TSH - Thyroid Stimulating Hormone. This is a pituitary hormone that is secreted when the pituitary senses that there is not enough thyroid hormone in the blood. The more there is, the more hypo you are. Yours is high at 21.7, so you are very hypo. When you are on thyroid hormone replacement - levo, etc - it should be one or under.
FT4 - Free T4. Secreted by the thyroid gland - or, in your case, taken orally as levo. This is the storage hormone, which is supposed to be converted into T3 - the active hormone, needed by every single cell in your body - as needed. Yours is under mid-range, whereas most people need it in the top third of the range to have enough to convert. So, it's possible that your T3 is low - the high TSH would suggest that, too. However, doctors don't test the FT3, because usually, they don't understand its importance.
I've no idea what the 'Thyroid Comment' is, never seen that before.
You should have your next test 6 weeks after starting the 75 mcg dose. And, obviously, your dose should be increased to 100 mcg - increases are always by 25 mcg at a time. Then, you should retest six weeks after that, and continue like that until your TSH is one or under, and all your symptoms have gone.

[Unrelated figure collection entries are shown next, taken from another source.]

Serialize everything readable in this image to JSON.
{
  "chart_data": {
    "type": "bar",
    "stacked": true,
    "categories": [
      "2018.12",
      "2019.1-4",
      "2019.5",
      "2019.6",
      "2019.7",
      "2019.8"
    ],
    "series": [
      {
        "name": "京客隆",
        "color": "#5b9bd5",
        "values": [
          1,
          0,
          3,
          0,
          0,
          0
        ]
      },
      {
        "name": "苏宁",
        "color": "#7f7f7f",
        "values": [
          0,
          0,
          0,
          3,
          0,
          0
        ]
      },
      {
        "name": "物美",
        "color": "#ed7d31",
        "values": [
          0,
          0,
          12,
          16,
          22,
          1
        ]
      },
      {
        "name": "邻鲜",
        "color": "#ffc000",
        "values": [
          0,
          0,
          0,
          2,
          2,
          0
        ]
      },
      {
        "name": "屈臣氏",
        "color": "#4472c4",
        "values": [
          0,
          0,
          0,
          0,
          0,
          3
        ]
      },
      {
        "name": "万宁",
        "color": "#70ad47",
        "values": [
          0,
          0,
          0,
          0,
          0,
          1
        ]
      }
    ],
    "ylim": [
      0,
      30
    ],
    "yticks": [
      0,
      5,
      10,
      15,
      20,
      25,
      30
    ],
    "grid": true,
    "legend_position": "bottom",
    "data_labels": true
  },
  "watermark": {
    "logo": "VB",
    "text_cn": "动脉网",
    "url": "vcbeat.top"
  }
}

That's the protocol. Unfortunately, doctors often have no idea what they're doing and stop increasing once your TSH is somewhere in range. This is where you have to take charge and confront them! But, cross that bridge when you come to it!
Just spotted your other thread. As greygoose says you are undermedicated and need testing 6 weeks after every increase. Also take into consideration how some of the drugs you are taking make the T4/Levo less effective.